In the days before iPhone, back when Blackberries, Palm Pilots, and Sidekicks ruled the mobile phone market, I took a job as an interaction designer on AOLs Mobile Desktop Channel. The site was a space for people to go to on their computers to find out what products AOL had for their phones. Although, it was already clear that I had the true soul of a UXer, it was my first job as a UX specialist. And I, like many of peers, was self taught and did not yet know all the tools available to me in the UX toolbox. Quite by accident I stumbled into the world of Personas.
I was working on user scenarios when my boss suggested that instead of using the generic term “the user,” I should give the user a name. I browsed the reserved list of AOL chat names and chose GabbyGrace.
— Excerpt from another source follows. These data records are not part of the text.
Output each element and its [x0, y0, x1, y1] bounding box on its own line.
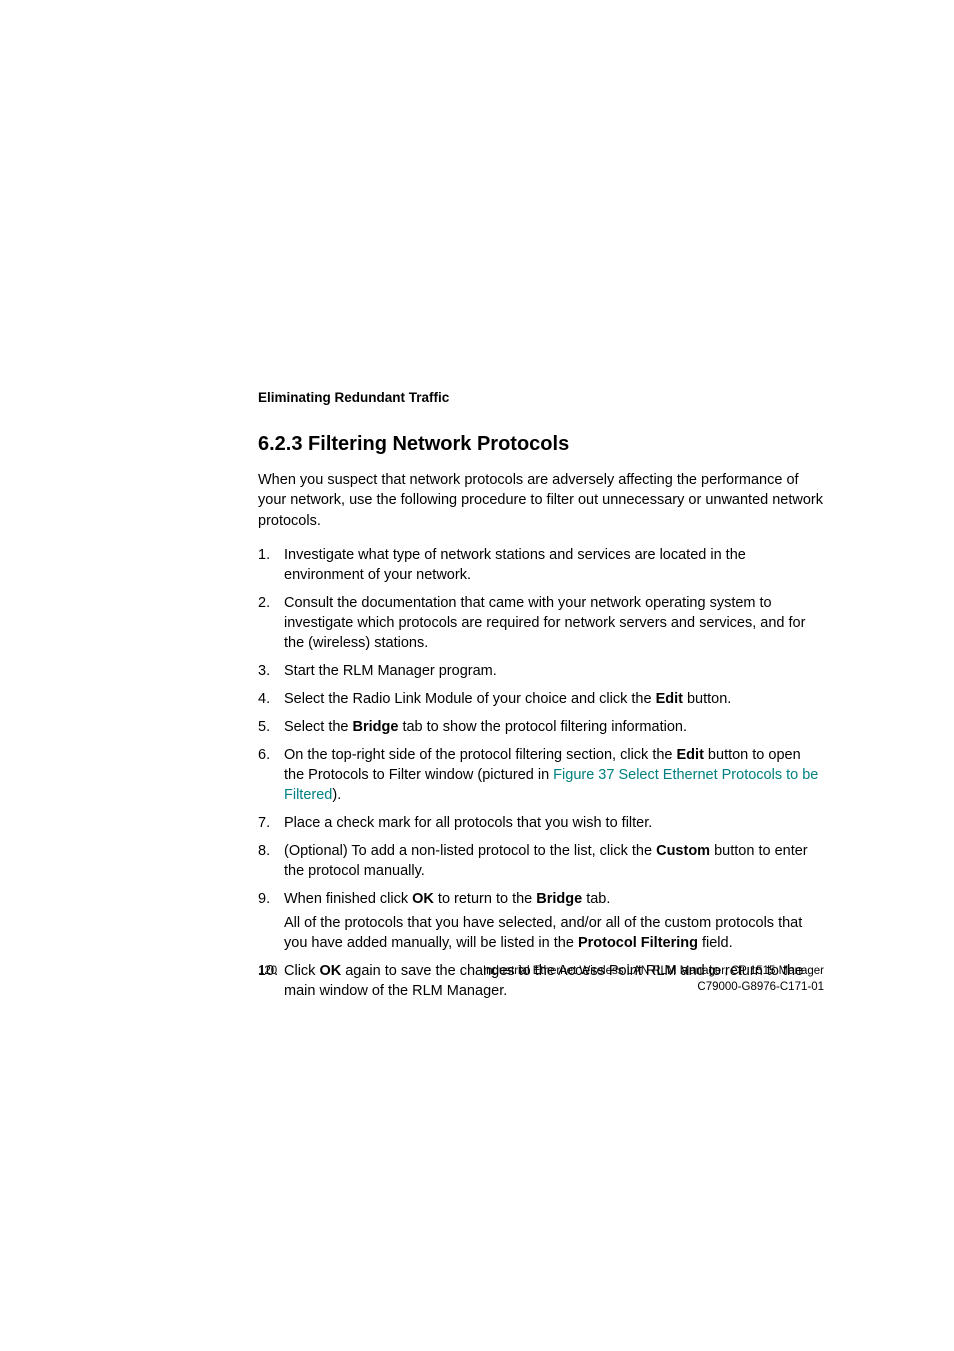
step-1: 1. Investigate what type of network stat…: [258, 545, 824, 585]
step-sub-post: field.: [698, 935, 733, 951]
section-title: Filtering Network Protocols: [308, 433, 569, 455]
step-9: 9. When finished click OK to return to t…: [258, 889, 824, 953]
step-2: 2. Consult the documentation that came w…: [258, 593, 824, 653]
running-header: Eliminating Redundant Traffic: [258, 390, 824, 405]
step-text-pre: Select the: [284, 719, 353, 735]
footer-right: Industrial Ethernet Wireless LAN RLM Man…: [483, 964, 824, 995]
step-sub-bold: Protocol Filtering: [578, 935, 698, 951]
page-footer: 120 Industrial Ethernet Wireless LAN RLM…: [258, 964, 824, 995]
page-container: Eliminating Redundant Traffic 6.2.3 Filt…: [0, 0, 954, 1001]
page-number: 120: [258, 964, 277, 980]
step-text: Start the RLM Manager program.: [284, 663, 497, 679]
section-number: 6.2.3: [258, 433, 302, 455]
step-bold: Edit: [656, 691, 683, 707]
step-7: 7. Place a check mark for all protocols …: [258, 813, 824, 833]
step-text-pre: Select the Radio Link Module of your cho…: [284, 691, 656, 707]
step-bold: Bridge: [536, 891, 582, 907]
step-text-post: tab to show the protocol filtering infor…: [398, 719, 687, 735]
procedure-list: 1. Investigate what type of network stat…: [258, 545, 824, 1001]
footer-line2: C79000-G8976-C171-01: [697, 981, 824, 993]
step-text: Investigate what type of network station…: [284, 547, 746, 583]
step-text-pre: On the top-right side of the protocol fi…: [284, 747, 677, 763]
step-number: 4.: [258, 689, 270, 709]
step-number: 1.: [258, 545, 270, 565]
footer-line1: Industrial Ethernet Wireless LAN RLM Man…: [483, 965, 824, 977]
step-8: 8. (Optional) To add a non-listed protoc…: [258, 841, 824, 881]
section-heading: 6.2.3 Filtering Network Protocols: [258, 433, 824, 456]
step-text-post: tab.: [582, 891, 610, 907]
step-bold: OK: [412, 891, 434, 907]
step-3: 3. Start the RLM Manager program.: [258, 661, 824, 681]
step-bold: Edit: [677, 747, 704, 763]
step-bold: Bridge: [353, 719, 399, 735]
step-number: 8.: [258, 841, 270, 861]
step-4: 4. Select the Radio Link Module of your …: [258, 689, 824, 709]
step-number: 9.: [258, 889, 270, 909]
step-number: 2.: [258, 593, 270, 613]
step-text: Place a check mark for all protocols tha…: [284, 815, 652, 831]
step-bold: Custom: [656, 843, 710, 859]
step-text-pre: (Optional) To add a non-listed protocol …: [284, 843, 656, 859]
step-text: Consult the documentation that came with…: [284, 595, 805, 651]
step-text-pre: When finished click: [284, 891, 412, 907]
step-text-post: button.: [683, 691, 731, 707]
step-number: 3.: [258, 661, 270, 681]
step-number: 5.: [258, 717, 270, 737]
step-5: 5. Select the Bridge tab to show the pro…: [258, 717, 824, 737]
section-intro: When you suspect that network protocols …: [258, 470, 824, 531]
step-text-post: ).: [332, 787, 341, 803]
step-text-mid: to return to the: [434, 891, 536, 907]
step-6: 6. On the top-right side of the protocol…: [258, 745, 824, 805]
step-number: 6.: [258, 745, 270, 765]
step-subtext: All of the protocols that you have selec…: [284, 913, 824, 953]
step-number: 7.: [258, 813, 270, 833]
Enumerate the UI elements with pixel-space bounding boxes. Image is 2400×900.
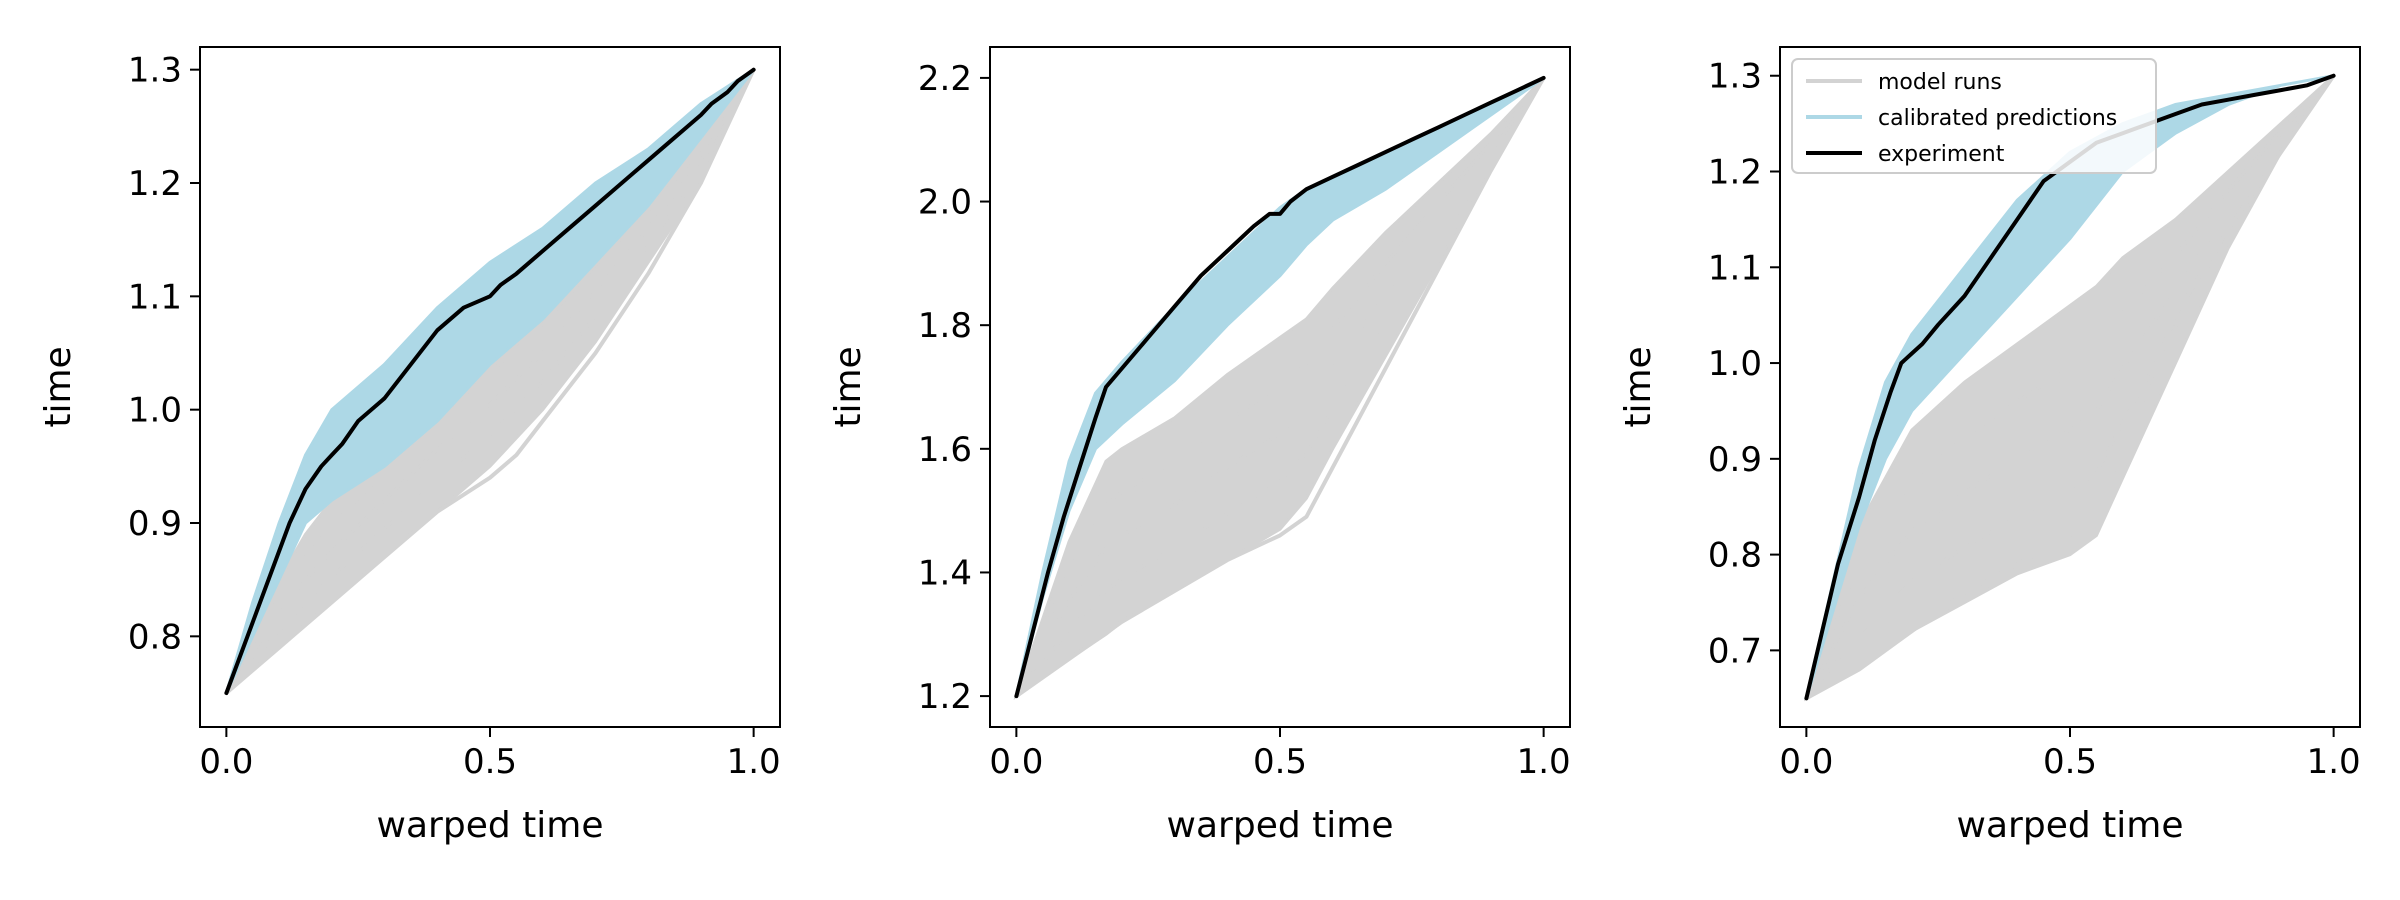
y-tick-label: 1.0 bbox=[1708, 344, 1762, 384]
plot-area bbox=[1013, 75, 1546, 700]
plot-area bbox=[1803, 73, 2336, 702]
model-run-line-2 bbox=[1804, 74, 2336, 700]
y-tick-label: 0.9 bbox=[128, 504, 182, 544]
y-axis-label: time bbox=[38, 346, 79, 427]
legend: model runs calibrated predictions experime… bbox=[1791, 58, 2157, 174]
y-tick-label: 1.2 bbox=[918, 677, 972, 717]
legend-label: model runs bbox=[1878, 70, 2002, 95]
y-tick-label: 0.8 bbox=[128, 617, 182, 657]
model-run-outlier-line bbox=[1014, 75, 1546, 699]
y-tick-label: 1.8 bbox=[918, 306, 972, 346]
x-tick-label: 0.0 bbox=[199, 742, 253, 782]
experiment-line bbox=[1804, 73, 2336, 701]
legend-label: calibrated predictions bbox=[1878, 106, 2117, 131]
y-tick-label: 1.0 bbox=[128, 391, 182, 431]
chart-panel-3: 0.0 0.5 1.0 0.7 0.8 0.9 1.0 1.1 1.2 1.3 warped tim… bbox=[1618, 46, 2361, 846]
y-tick-label: 1.6 bbox=[918, 430, 972, 470]
y-tick-label: 0.9 bbox=[1708, 440, 1762, 480]
experiment-line bbox=[224, 67, 756, 695]
x-tick-label: 0.5 bbox=[463, 742, 517, 782]
legend-label: experiment bbox=[1878, 142, 2005, 167]
model-run-line-3 bbox=[1014, 76, 1546, 698]
x-tick-label: 1.0 bbox=[727, 742, 781, 782]
plot-area bbox=[224, 67, 756, 695]
y-axis-label: time bbox=[828, 346, 869, 427]
x-tick-label: 1.0 bbox=[2307, 742, 2361, 782]
x-axis-label: warped time bbox=[1167, 805, 1394, 846]
y-tick-label: 1.3 bbox=[1708, 57, 1762, 97]
model-run-line-3 bbox=[224, 68, 756, 695]
model-run-line-1 bbox=[224, 68, 756, 695]
x-tick-label: 0.0 bbox=[989, 742, 1043, 782]
x-tick-label: 0.5 bbox=[2043, 742, 2097, 782]
legend-box bbox=[1791, 58, 2157, 174]
y-tick-label: 1.1 bbox=[1708, 248, 1762, 288]
x-axis-label: warped time bbox=[377, 805, 604, 846]
model-run-line-2 bbox=[1014, 76, 1546, 698]
x-axis-label: warped time bbox=[1957, 805, 2184, 846]
model-run-line-2 bbox=[224, 68, 756, 695]
y-tick-label: 1.3 bbox=[128, 51, 182, 91]
chart-panel-1: 0.0 0.5 1.0 0.8 0.9 1.0 1.1 1.2 1.3 warped time ti… bbox=[38, 46, 781, 846]
x-tick-label: 0.0 bbox=[1779, 742, 1833, 782]
y-axis-label: time bbox=[1618, 346, 1659, 427]
y-tick-label: 1.4 bbox=[918, 553, 972, 593]
y-tick-label: 0.7 bbox=[1708, 631, 1762, 671]
model-run-line-3 bbox=[1804, 74, 2336, 700]
chart-panel-2: 0.0 0.5 1.0 1.2 1.4 1.6 1.8 2.0 2.2 warped time ti… bbox=[828, 46, 1571, 846]
x-tick-label: 0.5 bbox=[1253, 742, 1307, 782]
y-tick-label: 1.2 bbox=[1708, 153, 1762, 193]
x-tick-label: 1.0 bbox=[1517, 742, 1571, 782]
experiment-line bbox=[1014, 75, 1546, 699]
y-tick-label: 2.0 bbox=[918, 183, 972, 223]
y-tick-label: 1.2 bbox=[128, 164, 182, 204]
model-run-line-1 bbox=[1014, 76, 1546, 698]
y-tick-label: 2.2 bbox=[918, 59, 972, 99]
model-run-outlier-line bbox=[1804, 73, 2336, 701]
model-run-outlier-line bbox=[224, 67, 756, 695]
y-tick-label: 1.1 bbox=[128, 277, 182, 317]
y-tick-label: 0.8 bbox=[1708, 536, 1762, 576]
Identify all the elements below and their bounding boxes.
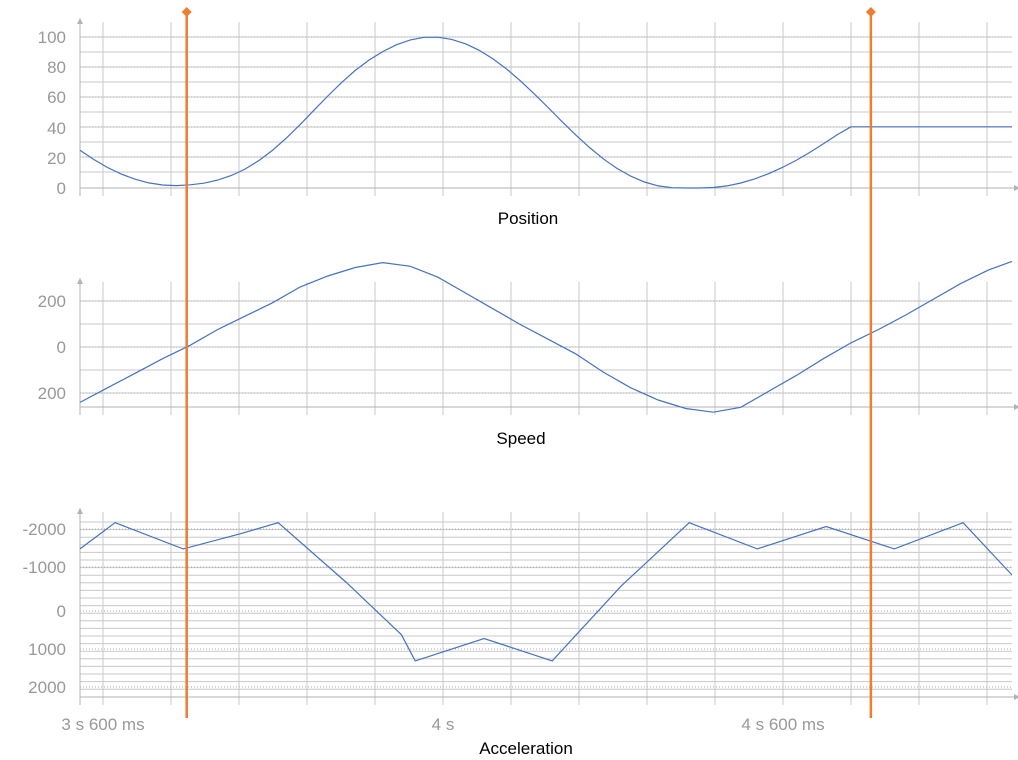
position-series-line	[79, 36, 1012, 189]
y-tick-label: 0	[57, 602, 66, 621]
x-axis-arrow	[1014, 404, 1018, 410]
panel-position: 0 20 40 60 80 100 Position	[38, 18, 1018, 228]
panel-acceleration: 2000 1000 0 -1000 -2000 Acceleration	[23, 508, 1018, 758]
y-tick-label: 200	[38, 384, 66, 403]
speed-y-ticks: 200 0 200	[38, 292, 66, 403]
time-axis-labels: 3 s 600 ms 4 s 4 s 600 ms	[61, 715, 824, 734]
x-axis-arrow	[1014, 185, 1018, 191]
speed-series-line	[79, 260, 1013, 413]
speed-grid	[80, 282, 1012, 415]
y-axis-arrow	[77, 18, 83, 24]
time-tick-label: 3 s 600 ms	[61, 715, 144, 734]
acceleration-axes	[77, 508, 1018, 705]
position-y-ticks: 0 20 40 60 80 100	[38, 28, 66, 198]
cursor-handle-2[interactable]	[865, 7, 876, 17]
speed-title: Speed	[496, 429, 545, 448]
acceleration-grid	[80, 512, 1012, 705]
y-tick-label: 40	[47, 119, 66, 138]
y-tick-label: 20	[47, 149, 66, 168]
y-tick-label: -2000	[23, 520, 66, 539]
y-axis-arrow	[77, 508, 83, 514]
speed-axes	[77, 278, 1018, 415]
acceleration-y-ticks: 2000 1000 0 -1000 -2000	[23, 520, 66, 697]
time-tick-label: 4 s	[432, 715, 455, 734]
position-grid	[80, 22, 1012, 196]
y-tick-label: 0	[57, 179, 66, 198]
panel-speed: 200 0 200 Speed	[38, 260, 1018, 448]
y-tick-label: 1000	[28, 640, 66, 659]
y-tick-label: 60	[47, 88, 66, 107]
time-tick-label: 4 s 600 ms	[741, 715, 824, 734]
y-tick-label: 200	[38, 292, 66, 311]
cursor-handle-1[interactable]	[181, 7, 192, 17]
position-title: Position	[498, 209, 558, 228]
y-tick-label: 2000	[28, 678, 66, 697]
y-axis-arrow	[77, 278, 83, 284]
acceleration-title: Acceleration	[479, 739, 573, 758]
y-tick-label: 0	[57, 338, 66, 357]
y-tick-label: 100	[38, 28, 66, 47]
y-tick-label: 80	[47, 58, 66, 77]
y-tick-label: -1000	[23, 558, 66, 577]
cursor-layer	[181, 7, 876, 718]
x-axis-arrow	[1014, 694, 1018, 700]
acceleration-series-line	[79, 521, 1013, 662]
position-axes	[77, 18, 1018, 196]
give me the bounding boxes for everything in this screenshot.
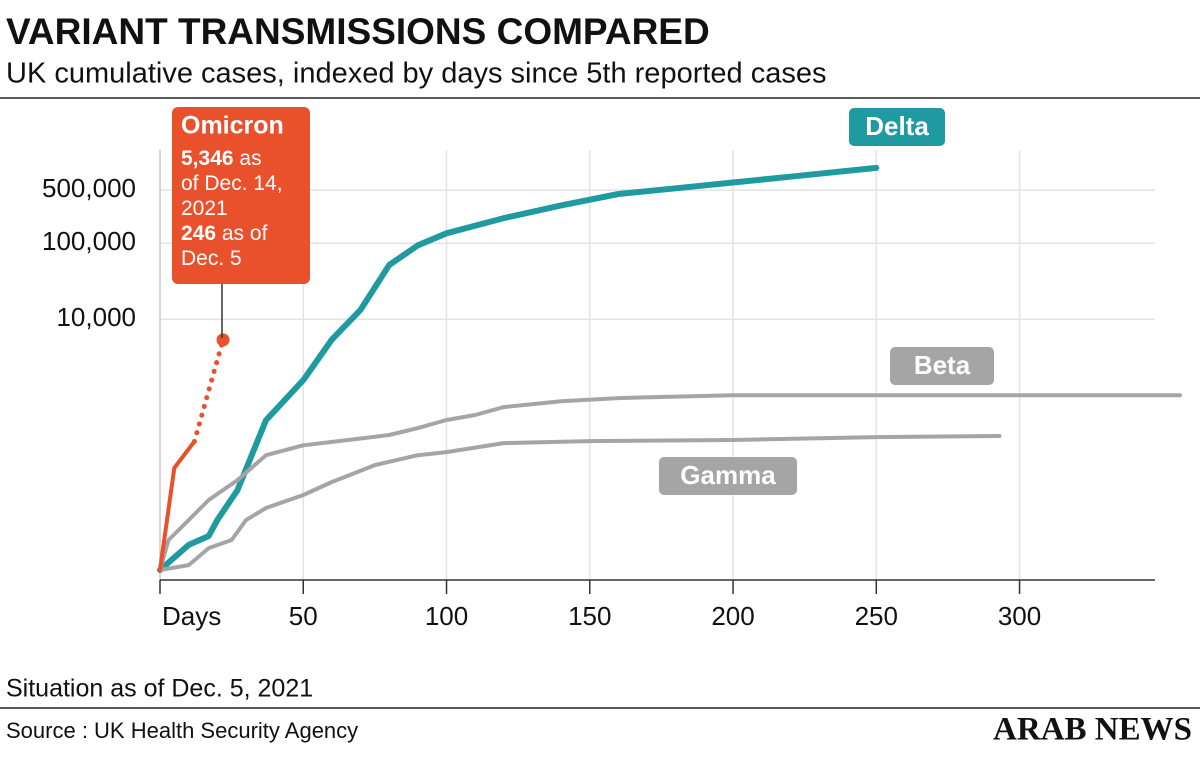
- brand: ARAB NEWS: [993, 712, 1192, 748]
- series-label: Beta: [914, 350, 971, 380]
- x-tick-label: 50: [289, 601, 318, 631]
- end-dot: [216, 333, 230, 347]
- x-tick-label: 200: [711, 601, 754, 631]
- note: Situation as of Dec. 5, 2021: [6, 675, 313, 703]
- x-tick-label: 150: [568, 601, 611, 631]
- plot: 10,000 100,000 500,000 Days 50 100 150 200 250 30…: [42, 107, 1182, 631]
- chart-subtitle: UK cumulative cases, indexed by days sin…: [6, 58, 826, 90]
- series-label: Delta: [865, 111, 929, 141]
- annotation-line: Dec. 5: [181, 247, 242, 270]
- x-tick-label: 300: [998, 601, 1041, 631]
- annotation-text: as of: [216, 222, 268, 245]
- annotation-text: as: [234, 147, 262, 170]
- series-line: [191, 337, 226, 444]
- annotation-text: Dec. 5: [181, 247, 242, 270]
- series-label: Gamma: [680, 460, 776, 490]
- source: Source : UK Health Security Agency: [6, 718, 358, 743]
- series-label-box: [890, 347, 994, 385]
- series-label-box: [659, 457, 797, 495]
- chart-title: VARIANT TRANSMISSIONS COMPARED: [6, 11, 710, 52]
- x-tick-label: Days: [162, 601, 221, 631]
- annotation-line: 2021: [181, 197, 228, 220]
- y-tick-label: 500,000: [42, 173, 136, 203]
- annotation-line: 246 as of: [181, 222, 268, 245]
- series-line: [158, 439, 197, 572]
- annotation-text: 5,346: [181, 147, 234, 170]
- annotation-line: 5,346 as: [181, 147, 262, 170]
- annotation-text: 246: [181, 222, 216, 245]
- annotation-text: 2021: [181, 197, 228, 220]
- y-tick-label: 10,000: [56, 302, 136, 332]
- x-tick-label: 250: [855, 601, 898, 631]
- annotation-title: Omicron: [181, 112, 284, 140]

Which was perfect since we were taking about a phone user.
Over the next few months, Gabby started to develop a bit of a personality. She was a bit of a novice mobile user — palm pilot was her choice phone — and needed guidance around how to use her phone. Shortly, she was joined by her son DevinJacks, teenage Sidekick user, and her sister InternetAnne, Blackberry power user. With this trio, I had developed a sound set of users to center in our discussion for developing features for the site.
One day, I was working on a scenario and decided I needed a picture of Gabby and Anne looking at their phones. My team expressed their pleasure about getting to see finally what these two looked like. And I, learned just how powerful personas were as a tool. I was hooked. I wanted to learn everything thing I could about the world of Personas.
Over the next few years, I used personas as a principle part of my design toolkit. I also began to develop a process that insured that at every step along the way my personas, and there by my users, were kept central to all discussions and deliverables. Although the individual items with in this process are not necessarily new, it is the combination and organization of this process that makes it unique. I call this process Persona StoryTelling.
Persona StoryTelling helps us to discover what the user needs and then shape our business to assure that we can met those needs and drive conversions. At every step along our project, StoryTelling helps us to keep those user needs top of mind. Through this method, we are giving the user a seat at the table, giving her a voice, and keeping the focus on her and not ourselves. Persona Storytelling, as a whole process, can help move projects forward by creating a common understanding between stakeholders, contributors, and team members. This understanding is the first step to creating innovative products that will delight your users.